Дом, темный и безмолвный, возвышался у меня за спиной. Я понятия не имел, кто в нем теперь жил. Вышло бы весьма неловко, если бы обитавшие в доме незнакомцы, мучаясь от бессонницы, встали, чтобы выпить воды, и рассеянно посмотрели в окно на задний двор. На свой задний двор. А я там когда-то играл и строил свой собственный мир из фантазий и одиночества. Использовал талисманы: комиксы, радиопрограммы и фильмы, которые смотрел на дневных сеансах, а еще могущественные амулеты вроде этого грустного маленького драгуна, которого сжимал сейчас в ладони.
Часы на моей руке показали полночь, одна стрелка легла точно поверх другой.
Луна исчезала. Постепенно стала серой, словно смутная тень, пока ее свет совсем не померк, а очертания не скрылись из виду.
Поднялся ветер. Он все усиливался, налетев на меня откуда-то издалека. Я встал, поднял воротник пальто и запахнул его покрепче. Ветер не был ни теплым, ни холодным, он проносился порывами, но даже не взъерошил мне волосы. Я не боялся.
Земля просела. Я медленно опустился вниз на несколько долей дюйма. Но движение было непрерывным, как будто будущее, столь старательно выстроенное, исчезало слой за слоем.
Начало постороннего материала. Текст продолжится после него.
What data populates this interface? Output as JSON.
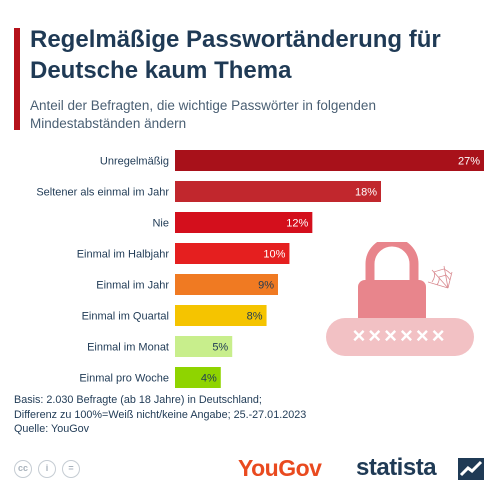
{
  "header": {
    "title": "Regelmäßige Passwortänderung für Deutsche kaum Thema",
    "subtitle": "Anteil der Befragten, die wichtige Passwörter in folgenden Mindestabständen ändern"
  },
  "chart_data": {
    "type": "bar",
    "orientation": "horizontal",
    "categories": [
      "Unregelmäßig",
      "Seltener als einmal im Jahr",
      "Nie",
      "Einmal im Halbjahr",
      "Einmal im Jahr",
      "Einmal im Quartal",
      "Einmal im Monat",
      "Einmal pro Woche"
    ],
    "values": [
      27,
      18,
      12,
      10,
      9,
      8,
      5,
      4
    ],
    "value_labels": [
      "27%",
      "18%",
      "12%",
      "10%",
      "9%",
      "8%",
      "5%",
      "4%"
    ],
    "colors": [
      "#a8111a",
      "#c1272d",
      "#d40f1c",
      "#e51f1f",
      "#f07a22",
      "#f5c400",
      "#c8ee8c",
      "#8fd400"
    ],
    "label_colors": [
      "#ffffff",
      "#ffffff",
      "#ffffff",
      "#ffffff",
      "#1f3a55",
      "#1f3a55",
      "#1f3a55",
      "#1f3a55"
    ],
    "xlim": [
      0,
      27
    ],
    "grid": false,
    "legend": "none"
  },
  "illustration": {
    "password_mask": "××××××",
    "icons": [
      "lock-icon",
      "spiderweb-icon"
    ],
    "colors": {
      "lock": "#e8858c",
      "field": "#f2c1c4"
    }
  },
  "footer": {
    "basis": "Basis: 2.030 Befragte (ab 18 Jahre) in Deutschland;",
    "note": "Differenz zu 100%=Weiß nicht/keine Angabe; 25.-27.01.2023",
    "source": "Quelle: YouGov"
  },
  "branding": {
    "cc_icons": [
      "cc",
      "i",
      "="
    ],
    "yougov": "YouGov",
    "statista": "statista"
  }
}
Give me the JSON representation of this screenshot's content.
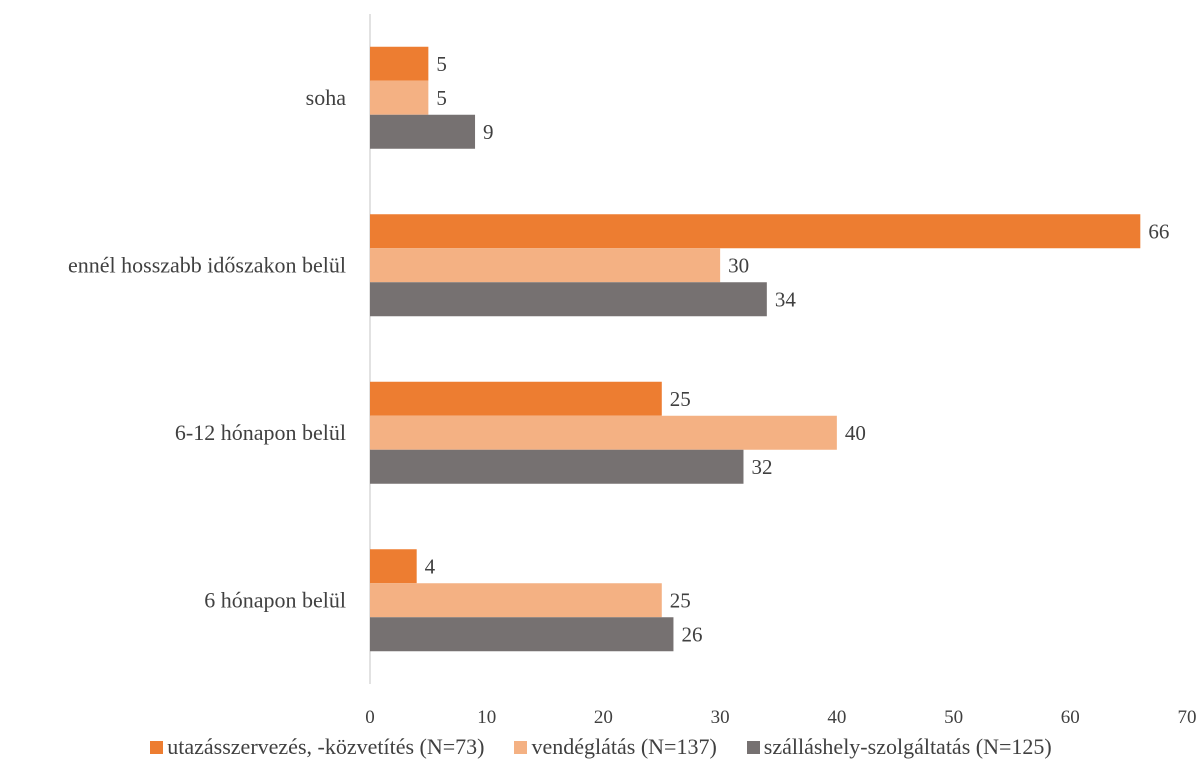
{
  "chart_data": {
    "type": "bar",
    "orientation": "horizontal",
    "categories": [
      "6 hónapon belül",
      "6-12 hónapon belül",
      "ennél hosszabb időszakon belül",
      "soha"
    ],
    "series": [
      {
        "name": "utazásszervezés, -közvetítés (N=73)",
        "color": "#ED7D31",
        "values": [
          4,
          25,
          66,
          5
        ]
      },
      {
        "name": "vendéglátás (N=137)",
        "color": "#F4B183",
        "values": [
          25,
          40,
          30,
          5
        ]
      },
      {
        "name": "szálláshely-szolgáltatás (N=125)",
        "color": "#767171",
        "values": [
          26,
          32,
          34,
          9
        ]
      }
    ],
    "xlim": [
      0,
      70
    ],
    "xticks": [
      0,
      10,
      20,
      30,
      40,
      50,
      60,
      70
    ],
    "grid": false,
    "legend_position": "bottom",
    "data_labels": true
  }
}
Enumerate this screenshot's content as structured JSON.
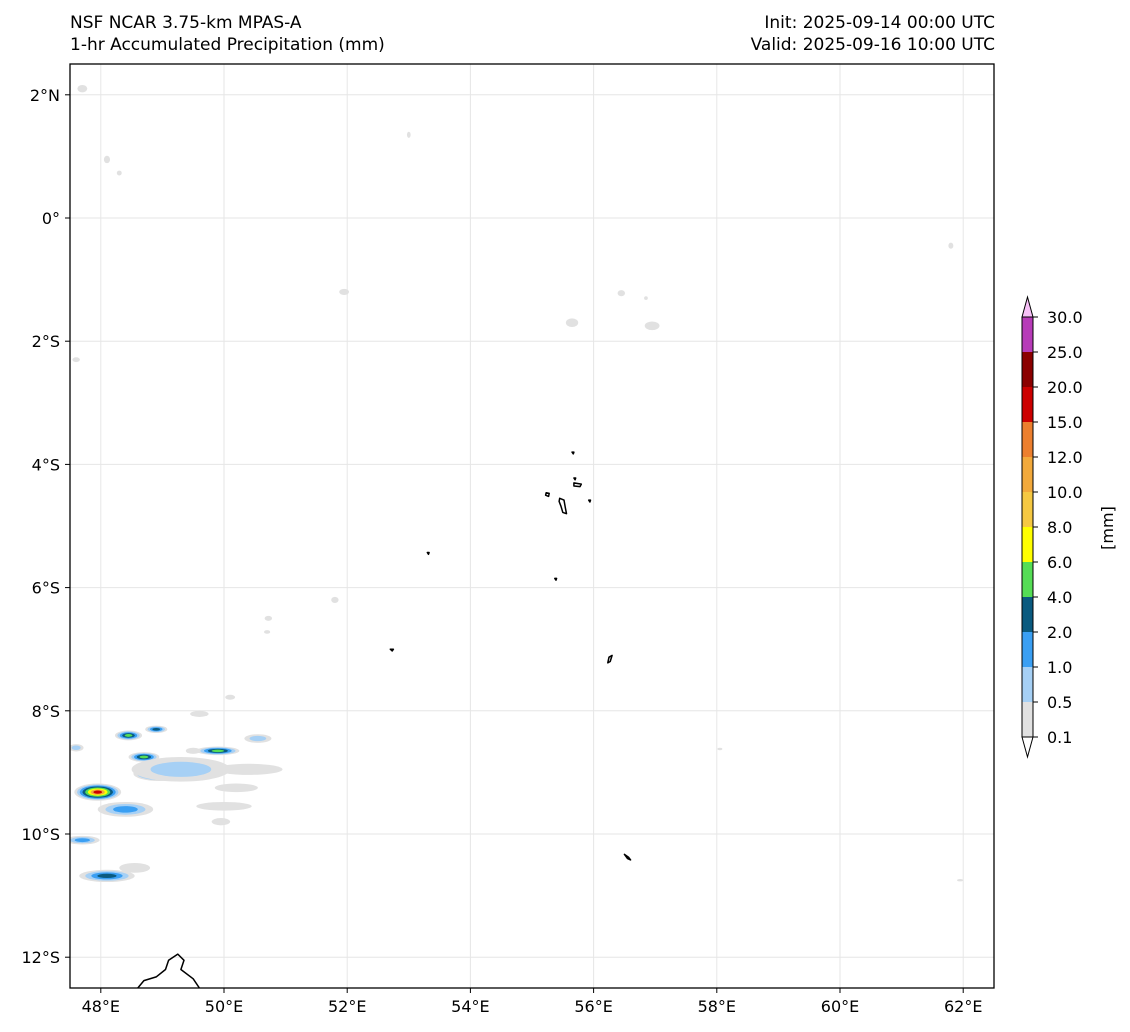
{
  "header": {
    "title_line1": "NSF NCAR 3.75-km MPAS-A",
    "title_line2": "1-hr Accumulated Precipitation (mm)",
    "init": "Init: 2025-09-14 00:00 UTC",
    "valid": "Valid: 2025-09-16 10:00 UTC"
  },
  "map": {
    "lon_range": [
      47.5,
      62.5
    ],
    "lat_range": [
      -12.5,
      2.5
    ],
    "gridlines": true,
    "lon_ticks": [
      {
        "value": 48,
        "label": "48°E"
      },
      {
        "value": 50,
        "label": "50°E"
      },
      {
        "value": 52,
        "label": "52°E"
      },
      {
        "value": 54,
        "label": "54°E"
      },
      {
        "value": 56,
        "label": "56°E"
      },
      {
        "value": 58,
        "label": "58°E"
      },
      {
        "value": 60,
        "label": "60°E"
      },
      {
        "value": 62,
        "label": "62°E"
      }
    ],
    "lat_ticks": [
      {
        "value": 2,
        "label": "2°N"
      },
      {
        "value": 0,
        "label": "0°"
      },
      {
        "value": -2,
        "label": "2°S"
      },
      {
        "value": -4,
        "label": "4°S"
      },
      {
        "value": -6,
        "label": "6°S"
      },
      {
        "value": -8,
        "label": "8°S"
      },
      {
        "value": -10,
        "label": "10°S"
      },
      {
        "value": -12,
        "label": "12°S"
      }
    ],
    "islands": [
      {
        "name": "mahe",
        "pts": [
          [
            55.45,
            -4.55
          ],
          [
            55.52,
            -4.58
          ],
          [
            55.54,
            -4.7
          ],
          [
            55.56,
            -4.8
          ],
          [
            55.5,
            -4.78
          ],
          [
            55.47,
            -4.68
          ],
          [
            55.44,
            -4.6
          ]
        ]
      },
      {
        "name": "praslin",
        "pts": [
          [
            55.68,
            -4.3
          ],
          [
            55.8,
            -4.32
          ],
          [
            55.78,
            -4.36
          ],
          [
            55.68,
            -4.35
          ]
        ]
      },
      {
        "name": "silhouette",
        "pts": [
          [
            55.23,
            -4.46
          ],
          [
            55.28,
            -4.47
          ],
          [
            55.27,
            -4.52
          ],
          [
            55.22,
            -4.5
          ]
        ]
      },
      {
        "name": "denis",
        "pts": [
          [
            55.65,
            -3.8
          ],
          [
            55.68,
            -3.8
          ],
          [
            55.67,
            -3.83
          ]
        ]
      },
      {
        "name": "bird",
        "pts": [
          [
            55.68,
            -4.22
          ],
          [
            55.71,
            -4.22
          ],
          [
            55.7,
            -4.25
          ]
        ]
      },
      {
        "name": "fregate",
        "pts": [
          [
            55.92,
            -4.58
          ],
          [
            55.95,
            -4.58
          ],
          [
            55.94,
            -4.61
          ]
        ]
      },
      {
        "name": "platte",
        "pts": [
          [
            55.37,
            -5.85
          ],
          [
            55.4,
            -5.85
          ],
          [
            55.39,
            -5.88
          ]
        ]
      },
      {
        "name": "coetivy",
        "pts": [
          [
            56.25,
            -7.13
          ],
          [
            56.3,
            -7.1
          ],
          [
            56.27,
            -7.2
          ],
          [
            56.23,
            -7.22
          ]
        ]
      },
      {
        "name": "amirante",
        "pts": [
          [
            53.3,
            -5.43
          ],
          [
            53.33,
            -5.43
          ],
          [
            53.32,
            -5.46
          ]
        ]
      },
      {
        "name": "desroches",
        "pts": [
          [
            52.7,
            -7.0
          ],
          [
            52.75,
            -7.0
          ],
          [
            52.73,
            -7.03
          ]
        ]
      },
      {
        "name": "agalega",
        "pts": [
          [
            56.5,
            -10.33
          ],
          [
            56.57,
            -10.38
          ],
          [
            56.6,
            -10.42
          ],
          [
            56.55,
            -10.4
          ]
        ]
      },
      {
        "name": "madagascar_north",
        "pts": [
          [
            48.6,
            -12.5
          ],
          [
            48.7,
            -12.38
          ],
          [
            48.9,
            -12.32
          ],
          [
            49.05,
            -12.2
          ],
          [
            49.1,
            -12.05
          ],
          [
            49.25,
            -11.95
          ],
          [
            49.35,
            -12.05
          ],
          [
            49.3,
            -12.2
          ],
          [
            49.5,
            -12.35
          ],
          [
            49.6,
            -12.5
          ]
        ]
      }
    ],
    "precip_blobs": [
      {
        "lon": 47.95,
        "lat": -9.32,
        "rx": 0.38,
        "ry": 0.14,
        "levels": [
          "#e1e1e1",
          "#a6d0f5",
          "#3a9ff3",
          "#0a5a7f",
          "#55dd55",
          "#ffff00",
          "#f2a93b",
          "#cc0000"
        ]
      },
      {
        "lon": 48.95,
        "lat": -9.02,
        "rx": 0.42,
        "ry": 0.12,
        "levels": [
          "#e1e1e1",
          "#a6d0f5",
          "#3a9ff3",
          "#0a5a7f",
          "#55dd55",
          "#ffff00",
          "#f2a93b"
        ]
      },
      {
        "lon": 48.7,
        "lat": -8.75,
        "rx": 0.25,
        "ry": 0.08,
        "levels": [
          "#e1e1e1",
          "#a6d0f5",
          "#3a9ff3",
          "#0a5a7f",
          "#55dd55"
        ]
      },
      {
        "lon": 48.45,
        "lat": -8.4,
        "rx": 0.22,
        "ry": 0.08,
        "levels": [
          "#e1e1e1",
          "#a6d0f5",
          "#3a9ff3",
          "#0a5a7f",
          "#55dd55"
        ]
      },
      {
        "lon": 48.9,
        "lat": -8.3,
        "rx": 0.18,
        "ry": 0.06,
        "levels": [
          "#e1e1e1",
          "#a6d0f5",
          "#3a9ff3",
          "#0a5a7f"
        ]
      },
      {
        "lon": 49.9,
        "lat": -8.65,
        "rx": 0.35,
        "ry": 0.07,
        "levels": [
          "#e1e1e1",
          "#a6d0f5",
          "#3a9ff3",
          "#0a5a7f",
          "#55dd55"
        ]
      },
      {
        "lon": 50.55,
        "lat": -8.45,
        "rx": 0.22,
        "ry": 0.07,
        "levels": [
          "#e1e1e1",
          "#a6d0f5"
        ]
      },
      {
        "lon": 48.1,
        "lat": -10.68,
        "rx": 0.45,
        "ry": 0.1,
        "levels": [
          "#e1e1e1",
          "#a6d0f5",
          "#3a9ff3",
          "#0a5a7f"
        ]
      },
      {
        "lon": 47.7,
        "lat": -10.1,
        "rx": 0.28,
        "ry": 0.07,
        "levels": [
          "#e1e1e1",
          "#a6d0f5",
          "#3a9ff3"
        ]
      },
      {
        "lon": 48.4,
        "lat": -9.6,
        "rx": 0.45,
        "ry": 0.12,
        "levels": [
          "#e1e1e1",
          "#a6d0f5",
          "#3a9ff3"
        ]
      },
      {
        "lon": 49.3,
        "lat": -8.95,
        "rx": 0.8,
        "ry": 0.2,
        "levels": [
          "#e1e1e1",
          "#a6d0f5"
        ]
      },
      {
        "lon": 50.4,
        "lat": -8.95,
        "rx": 0.55,
        "ry": 0.09,
        "levels": [
          "#e1e1e1"
        ]
      },
      {
        "lon": 50.0,
        "lat": -9.55,
        "rx": 0.45,
        "ry": 0.07,
        "levels": [
          "#e1e1e1"
        ]
      },
      {
        "lon": 49.95,
        "lat": -9.8,
        "rx": 0.15,
        "ry": 0.06,
        "levels": [
          "#e1e1e1"
        ]
      },
      {
        "lon": 50.2,
        "lat": -9.25,
        "rx": 0.35,
        "ry": 0.07,
        "levels": [
          "#e1e1e1"
        ]
      },
      {
        "lon": 48.55,
        "lat": -10.55,
        "rx": 0.25,
        "ry": 0.08,
        "levels": [
          "#e1e1e1"
        ]
      },
      {
        "lon": 47.6,
        "lat": -8.6,
        "rx": 0.12,
        "ry": 0.06,
        "levels": [
          "#e1e1e1",
          "#a6d0f5"
        ]
      },
      {
        "lon": 49.6,
        "lat": -8.05,
        "rx": 0.15,
        "ry": 0.05,
        "levels": [
          "#e1e1e1"
        ]
      },
      {
        "lon": 49.5,
        "lat": -8.65,
        "rx": 0.12,
        "ry": 0.05,
        "levels": [
          "#e1e1e1"
        ]
      },
      {
        "lon": 47.7,
        "lat": 2.1,
        "rx": 0.08,
        "ry": 0.06,
        "levels": [
          "#e1e1e1"
        ]
      },
      {
        "lon": 48.1,
        "lat": 0.95,
        "rx": 0.05,
        "ry": 0.06,
        "levels": [
          "#e1e1e1"
        ]
      },
      {
        "lon": 48.3,
        "lat": 0.73,
        "rx": 0.04,
        "ry": 0.04,
        "levels": [
          "#e1e1e1"
        ]
      },
      {
        "lon": 53.0,
        "lat": 1.35,
        "rx": 0.03,
        "ry": 0.05,
        "levels": [
          "#e1e1e1"
        ]
      },
      {
        "lon": 51.95,
        "lat": -1.2,
        "rx": 0.08,
        "ry": 0.05,
        "levels": [
          "#e1e1e1"
        ]
      },
      {
        "lon": 55.65,
        "lat": -1.7,
        "rx": 0.1,
        "ry": 0.07,
        "levels": [
          "#e1e1e1"
        ]
      },
      {
        "lon": 56.45,
        "lat": -1.22,
        "rx": 0.06,
        "ry": 0.05,
        "levels": [
          "#e1e1e1"
        ]
      },
      {
        "lon": 56.95,
        "lat": -1.75,
        "rx": 0.12,
        "ry": 0.07,
        "levels": [
          "#e1e1e1"
        ]
      },
      {
        "lon": 56.85,
        "lat": -1.3,
        "rx": 0.03,
        "ry": 0.03,
        "levels": [
          "#e1e1e1"
        ]
      },
      {
        "lon": 51.8,
        "lat": -6.2,
        "rx": 0.06,
        "ry": 0.05,
        "levels": [
          "#e1e1e1"
        ]
      },
      {
        "lon": 50.72,
        "lat": -6.5,
        "rx": 0.06,
        "ry": 0.04,
        "levels": [
          "#e1e1e1"
        ]
      },
      {
        "lon": 50.7,
        "lat": -6.72,
        "rx": 0.05,
        "ry": 0.03,
        "levels": [
          "#e1e1e1"
        ]
      },
      {
        "lon": 50.1,
        "lat": -7.78,
        "rx": 0.08,
        "ry": 0.04,
        "levels": [
          "#e1e1e1"
        ]
      },
      {
        "lon": 61.8,
        "lat": -0.45,
        "rx": 0.04,
        "ry": 0.05,
        "levels": [
          "#e1e1e1"
        ]
      },
      {
        "lon": 58.05,
        "lat": -8.62,
        "rx": 0.04,
        "ry": 0.02,
        "levels": [
          "#e1e1e1"
        ]
      },
      {
        "lon": 61.95,
        "lat": -10.75,
        "rx": 0.05,
        "ry": 0.02,
        "levels": [
          "#e1e1e1"
        ]
      },
      {
        "lon": 47.6,
        "lat": -2.3,
        "rx": 0.06,
        "ry": 0.04,
        "levels": [
          "#e1e1e1"
        ]
      }
    ]
  },
  "colorbar": {
    "unit_label": "[mm]",
    "levels": [
      "0.1",
      "0.5",
      "1.0",
      "2.0",
      "4.0",
      "6.0",
      "8.0",
      "10.0",
      "12.0",
      "15.0",
      "20.0",
      "25.0",
      "30.0"
    ],
    "colors": [
      "#e1e1e1",
      "#a6d0f5",
      "#3a9ff3",
      "#0a5a7f",
      "#55dd55",
      "#ffff00",
      "#f5c842",
      "#f2a93b",
      "#ec7f2e",
      "#cc0000",
      "#8b0000",
      "#b73bb8",
      "#f7c0f7"
    ],
    "under_color": "#ffffff",
    "over_color": "#f7c0f7"
  }
}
Я думал про себя: «Я пришел, чтобы спасти тебя. Я иду, Гас. Ты больше не будешь страдать… ты никогда больше не будешь страдать».
Луна вернулась. Недавно она была полной, а теперь стала молодой. Ветер стих. Он отнес меня туда, где я должен был оказаться. Грунт просел. Годы облетели, словно шелуха.
Я стоял один на заднем дворе дома 89 по Хэрмон-драйв. Снег стал глубже. Дом был тем же самым, но выглядел иначе. На нем не было свежей краски. Великая Депрессия закончилась совсем недавно, и денег по-прежнему не хватало. Он не производил впечатления совсем уж обшарпанного, но через год-другой отец его покрасит. В светло-желтый цвет.
У окна нашего обеденного уголка рос сумах. Он питался лимской фасолью, супом и капустой.
«Будешь сидеть, пока не съешь все до последней капли. Мы не выбрасываем еду. Ты знаешь, что в России голодают дети?»
Я спрятал драгуна в карман пальто – малыш поработал на славу. Я обошел дом и улыбнулся, увидев у боковой двери деревянный ящик для молока. Утром, очень рано, молочник оставлял там три бутылки молока в кварту каждая. Но прежде, чем их заносили в дом таким холодным декабрьским утром, сливки приподнимали на дюйм маленькие картонные крышечки над горлышками бутылок.
Гравий о чем-то шептал под моими ногами. Улица была пустынной и холодной. Я стоял во дворе около большого дуба и рассматривал дом.